Peripheral neuropathy (PN) is thought to be coincidental in patients with idiopathic Parkinson disease (IPD). We sought to examine the prevalence of PN in a population of IPD patients and a potential relationship to levodopa use and fasting methylmalonic acid (MMA) levels.


In a prospective cohort study, IPD patients randomly selected from a comprehensive database were compared to control subjects regarding the presence and severity of PN using clinical and electrophysiological measures. IPD severity was determined using the Unified Parkinson's Disease Rating Scale (UPDRS). We determined the relation of levodopa use with serum levels of cobalamin, MMA, and homocysteine (Hcy). We also explored the association between presence and severity of PN and age, duration of IPD, cumulative levodopa dosing, cobalamin, MMA, and Hcy levels.

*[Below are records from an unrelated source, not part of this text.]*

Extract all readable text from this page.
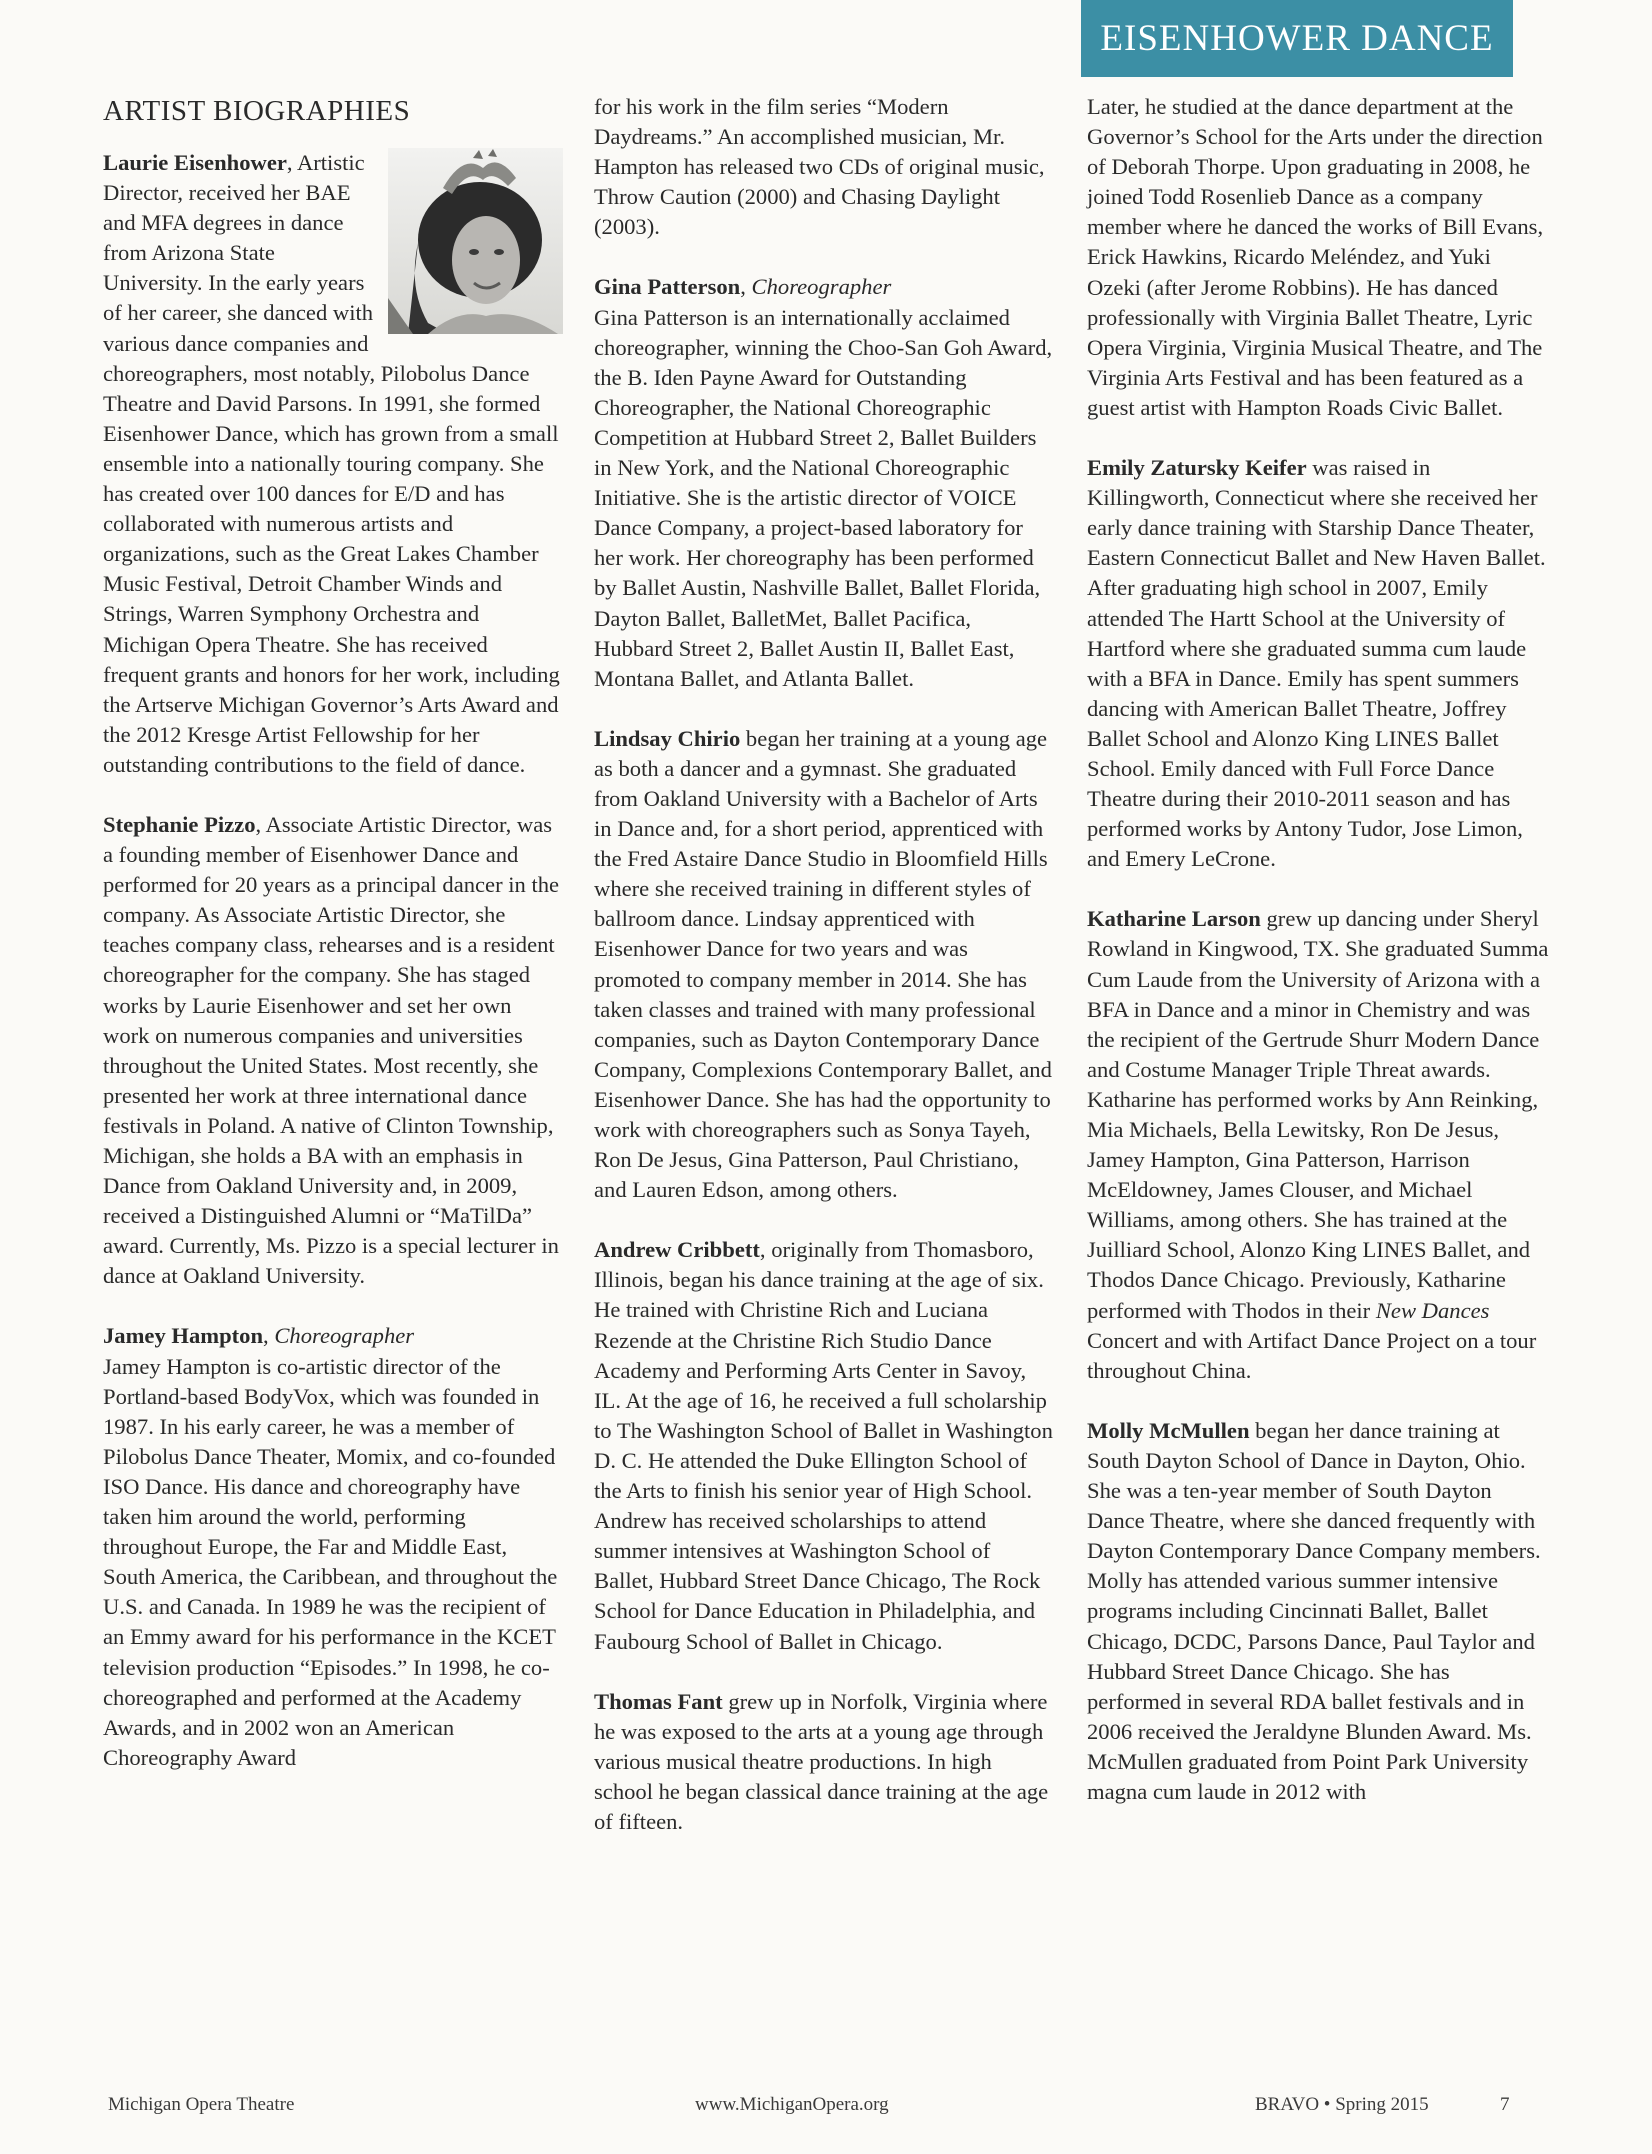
EISENHOWER DANCE
ARTIST BIOGRAPHIES

Laurie Eisenhower, Artistic Director, received her BAE and MFA degrees in dance from Arizona State University. In the early years of her career, she danced with various dance companies and choreographers, most notably, Pilobolus Dance Theatre and David Parsons. In 1991, she formed Eisenhower Dance, which has grown from a small ensemble into a nationally touring company. She has created over 100 dances for E/D and has collaborated with numerous artists and organizations, such as the Great Lakes Chamber Music Festival, Detroit Chamber Winds and Strings, Warren Symphony Orchestra and Michigan Opera Theatre. She has received frequent grants and honors for her work, including the Artserve Michigan Governor’s Arts Award and the 2012 Kresge Artist Fellowship for her outstanding contributions to the field of dance.

Stephanie Pizzo, Associate Artistic Director, was a founding member of Eisenhower Dance and performed for 20 years as a principal dancer in the company. As Associate Artistic Director, she teaches company class, rehearses and is a resident choreographer for the company. She has staged works by Laurie Eisenhower and set her own work on numerous companies and universities throughout the United States. Most recently, she presented her work at three international dance festivals in Poland. A native of Clinton Township, Michigan, she holds a BA with an emphasis in Dance from Oakland University and, in 2009, received a Distinguished Alumni or “MaTilDa” award. Currently, Ms. Pizzo is a special lecturer in dance at Oakland University.

Jamey Hampton, Choreographer
Jamey Hampton is co-artistic director of the Portland-based BodyVox, which was founded in 1987. In his early career, he was a member of Pilobolus Dance Theater, Momix, and co-founded ISO Dance. His dance and choreography have taken him around the world, performing throughout Europe, the Far and Middle East, South America, the Caribbean, and throughout the U.S. and Canada. In 1989 he was the recipient of an Emmy award for his performance in the KCET television production “Episodes.” In 1998, he co-choreographed and performed at the Academy Awards, and in 2002 won an American Choreography Award

for his work in the film series “Modern Daydreams.” An accomplished musician, Mr. Hampton has released two CDs of original music, Throw Caution (2000) and Chasing Daylight (2003).

Gina Patterson, Choreographer
Gina Patterson is an internationally acclaimed choreographer, winning the Choo-San Goh Award, the B. Iden Payne Award for Outstanding Choreographer, the National Choreographic Competition at Hubbard Street 2, Ballet Builders in New York, and the National Choreographic Initiative. She is the artistic director of VOICE Dance Company, a project-based laboratory for her work. Her choreography has been performed by Ballet Austin, Nashville Ballet, Ballet Florida, Dayton Ballet, BalletMet, Ballet Pacifica, Hubbard Street 2, Ballet Austin II, Ballet East, Montana Ballet, and Atlanta Ballet.

Lindsay Chirio began her training at a young age as both a dancer and a gymnast. She graduated from Oakland University with a Bachelor of Arts in Dance and, for a short period, apprenticed with the Fred Astaire Dance Studio in Bloomfield Hills where she received training in different styles of ballroom dance. Lindsay apprenticed with Eisenhower Dance for two years and was promoted to company member in 2014. She has taken classes and trained with many professional companies, such as Dayton Contemporary Dance Company, Complexions Contemporary Ballet, and Eisenhower Dance. She has had the opportunity to work with choreographers such as Sonya Tayeh, Ron De Jesus, Gina Patterson, Paul Christiano, and Lauren Edson, among others.

Andrew Cribbett, originally from Thomasboro, Illinois, began his dance training at the age of six. He trained with Christine Rich and Luciana Rezende at the Christine Rich Studio Dance Academy and Performing Arts Center in Savoy, IL. At the age of 16, he received a full scholarship to The Washington School of Ballet in Washington D. C. He attended the Duke Ellington School of the Arts to finish his senior year of High School. Andrew has received scholarships to attend summer intensives at Washington School of Ballet, Hubbard Street Dance Chicago, The Rock School for Dance Education in Philadelphia, and Faubourg School of Ballet in Chicago.

Thomas Fant grew up in Norfolk, Virginia where he was exposed to the arts at a young age through various musical theatre productions. In high school he began classical dance training at the age of fifteen.

Later, he studied at the dance department at the Governor’s School for the Arts under the direction of Deborah Thorpe. Upon graduating in 2008, he joined Todd Rosenlieb Dance as a company member where he danced the works of Bill Evans, Erick Hawkins, Ricardo Meléndez, and Yuki Ozeki (after Jerome Robbins). He has danced professionally with Virginia Ballet Theatre, Lyric Opera Virginia, Virginia Musical Theatre, and The Virginia Arts Festival and has been featured as a guest artist with Hampton Roads Civic Ballet.

Emily Zatursky Keifer was raised in Killingworth, Connecticut where she received her early dance training with Starship Dance Theater, Eastern Connecticut Ballet and New Haven Ballet. After graduating high school in 2007, Emily attended The Hartt School at the University of Hartford where she graduated summa cum laude with a BFA in Dance. Emily has spent summers dancing with American Ballet Theatre, Joffrey Ballet School and Alonzo King LINES Ballet School. Emily danced with Full Force Dance Theatre during their 2010-2011 season and has performed works by Antony Tudor, Jose Limon, and Emery LeCrone.

Katharine Larson grew up dancing under Sheryl Rowland in Kingwood, TX. She graduated Summa Cum Laude from the University of Arizona with a BFA in Dance and a minor in Chemistry and was the recipient of the Gertrude Shurr Modern Dance and Costume Manager Triple Threat awards. Katharine has performed works by Ann Reinking, Mia Michaels, Bella Lewitsky, Ron De Jesus, Jamey Hampton, Gina Patterson, Harrison McEldowney, James Clouser, and Michael Williams, among others. She has trained at the Juilliard School, Alonzo King LINES Ballet, and Thodos Dance Chicago. Previously, Katharine performed with Thodos in their New Dances Concert and with Artifact Dance Project on a tour throughout China.

Molly McMullen began her dance training at South Dayton School of Dance in Dayton, Ohio. She was a ten-year member of South Dayton Dance Theatre, where she danced frequently with Dayton Contemporary Dance Company members. Molly has attended various summer intensive programs including Cincinnati Ballet, Ballet Chicago, DCDC, Parsons Dance, Paul Taylor and Hubbard Street Dance Chicago. She has performed in several RDA ballet festivals and in 2006 received the Jeraldyne Blunden Award. Ms. McMullen graduated from Point Park University magna cum laude in 2012 with

Michigan Opera Theatre	www.MichiganOpera.org	BRAVO • Spring 2015	7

Fifty-eight randomly selected IPD patients were compared to 58 age- and sex-matched controls. PN was present in 55% of IPD patients and 9% of controls. Patients with IPD had greater prevalence of PN and fasting MMA/Hcy levels than controls. IPD patients with PN were older and exhibited higher UPDRS scores, fasting MMA/Hcy levels, and cumulative levodopa exposure. PN severity in IPD subjects positively correlated with both levodopa exposure and MMA levels.


IPD patients have a higher prevalence of PN than controls. Although causality is not established, levodopa exposure is associated with MMA elevation and sensorimotor neuropathy in IPD patients. Cobalamin replacement concurrent with levodopa therapy should be considered to protect against development of PN in IPD patients.